The problem is that the stakes are just too high. They are high enough to ensure, assure or insure complete compliance from me whichever is the proper word there. I know better than to try concentrating against the brain fog. Avoidable pain lies along that road and I do my best to avoid such pain. I do not understand why a society believes that someone who endures pain like mine would do anything to risk his access to that which helps it stay tolerable most of the time. I do not know why society believes that the slight chance I could be lying about my pain and selling my medication is worth the inevitable result where someone gets the wrong false positive from the wrong doctor and is sentenced to a life of torture.

That wasn't supposed to end up as a rant. It's just that this sinus thing on top of my regularly scheduled episodes of extreme pain scares the hell out of me. I trust my doctors. If my doctors turn up a false positive on me (and it has happened), they double check the result and schedule me for a repeated test sooner than usual. A few weeks ago, my face was on fire along with the bone structure beneath the skin. The back of my head hurt as badly as it might on a normal sort of bad day so I needed my cold pack in order to lean back in my recliner. I needed that on the back of my head and nothing seemed to help the front of my head. Even falling asleep with my meds and some herbal tea left me feeling worse.

Thank God for Melissa. I call her my beloved for reasons that would be obvious if you knew her and I call her my pain coach because she has a good head for these things. She came home from work with cold and sinus pills that the pharmacist declared safe with my other medicines. It turns out that those pills in combination with my meds and enough sleep is sufficient for me to feel better. The most difficult part of this is getting enough sleep. The last time something even close to this happened to me, I left for a beach vacation where I slept almost eight hours each night with an afternoon nap. The pain crisis just disappeared.

Therefore, I should be sleeping right now and I'm not due to circumstances (a little) beyond my control. Why am I in a good mood? (This is a good mood? Yes. Considering the pain that's just settling in for the day, this is a great mood.) I'm in such a good mood because an unexpected message from an old friend contained unintended wisdom.
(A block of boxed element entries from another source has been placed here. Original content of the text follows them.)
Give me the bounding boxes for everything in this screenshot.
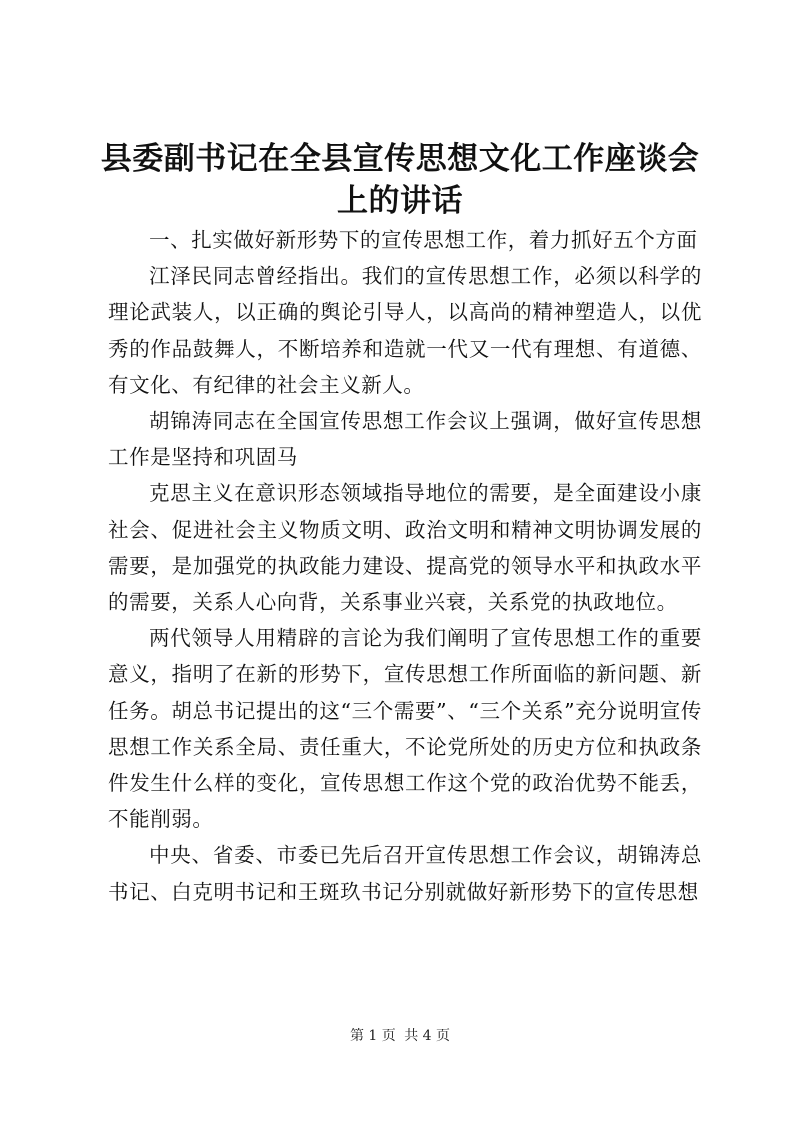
page-total: 共 4 页 [404, 1028, 451, 1044]
paragraph: 克思主义在意识形态领域指导地位的需要，是全面建设小康社会、促进社会主义物质文明、政治文明和精神文明协调发展的需要，是加强党的执政能力建设、提高党的领导水平和执政水平的需要，关系人心向背，关系事业兴衰，关系党的执政地位。 [108, 481, 702, 615]
document-title: 县委副书记在全县宣传思想文化工作座谈会上的讲话 [100, 141, 700, 219]
paragraph: 胡锦涛同志在全国宣传思想工作会议上强调，做好宣传思想工作是坚持和巩固马 [108, 409, 702, 470]
paragraph: 一、扎实做好新形势下的宣传思想工作，着力抓好五个方面 [149, 228, 698, 252]
page-number: 第 1 页 [349, 1028, 396, 1044]
paragraph: 江泽民同志曾经指出。我们的宣传思想工作，必须以科学的理论武装人，以正确的舆论引导人，以高尚的精神塑造人，以优秀的作品鼓舞人，不断培养和造就一代又一代有理想、有道德、有文化、有纪律的社会主义新人。 [108, 264, 702, 397]
paragraph: 两代领导人用精辟的言论为我们阐明了宣传思想工作的重要意义，指明了在新的形势下，宣传思想工作所面临的新问题、新任务。胡总书记提出的这“三个需要”、“三个关系”充分说明宣传思想工作关系全局、责任重大，不论党所处的历史方位和执政条件发生什么样的变化，宣传思想工作这个党的政治优势不能丢，不能削弱。 [108, 626, 702, 832]
page-footer [0, 1026, 800, 1046]
document-body [108, 222, 702, 910]
paragraph: 中央、省委、市委已先后召开宣传思想工作会议，胡锦涛总书记、白克明书记和王斑玖书记分别就做好新形势下的宣传思想 [108, 843, 702, 904]
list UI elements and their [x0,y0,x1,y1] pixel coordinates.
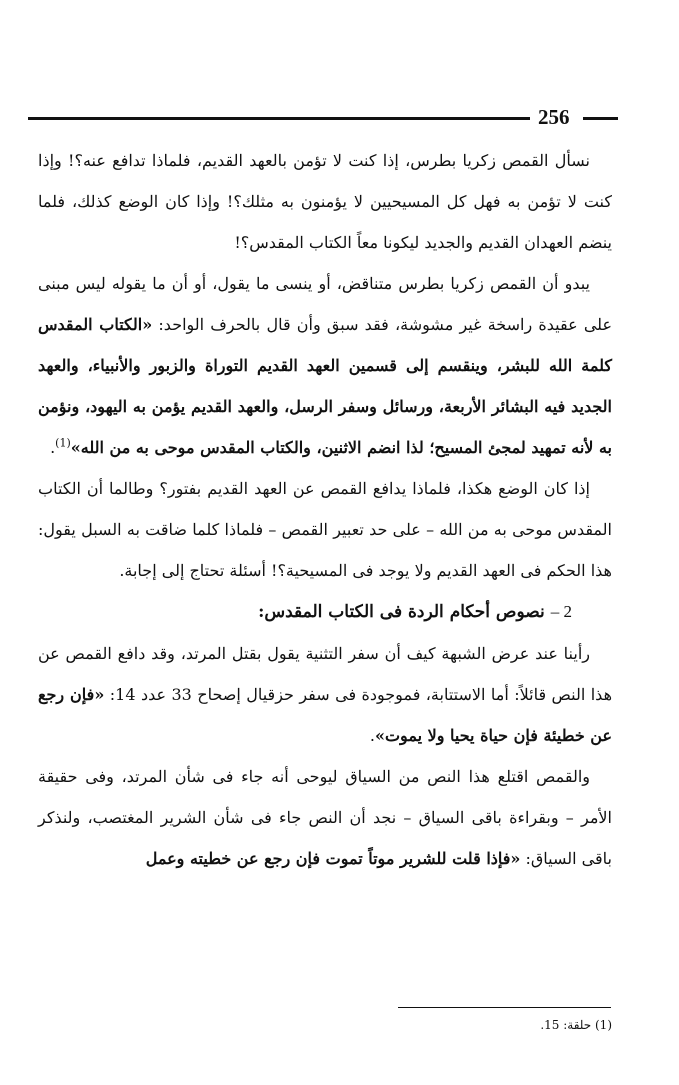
page-header [28,103,593,133]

Her words work in or out of context and either quoted or paraphrased. Let's try out of context paraphrasing so she keeps in touch. Others have told me similar things but wisdom can be all about the timing.

Dealing with a lifetime of pain requires taking it day by day and working at it. I have my high energy days (well, nights mostly) and my low energy days. The same thing applies to pain levels. Each day will throw a set of circumstances beyond my control at me. All I can do is take it day by day working with each set of circumstances and using them. I couldn't sleep overnight because I was knocked out all day yesterday so the exhaustion is kicking in now with the pain. I need to take the sinus medication and deal with the massive amount of water required to take them and work at shaking this infection despite the fact that I'd rather be working on fiction writing. I must sleep and deal with the nightmares so that I can feel better enough to work on my other dreams also known as aspirations. Aspirations are not the result of aspirating which is nowhere near as much fun.

If I'm willing to make that joke, sleep must be coming soon.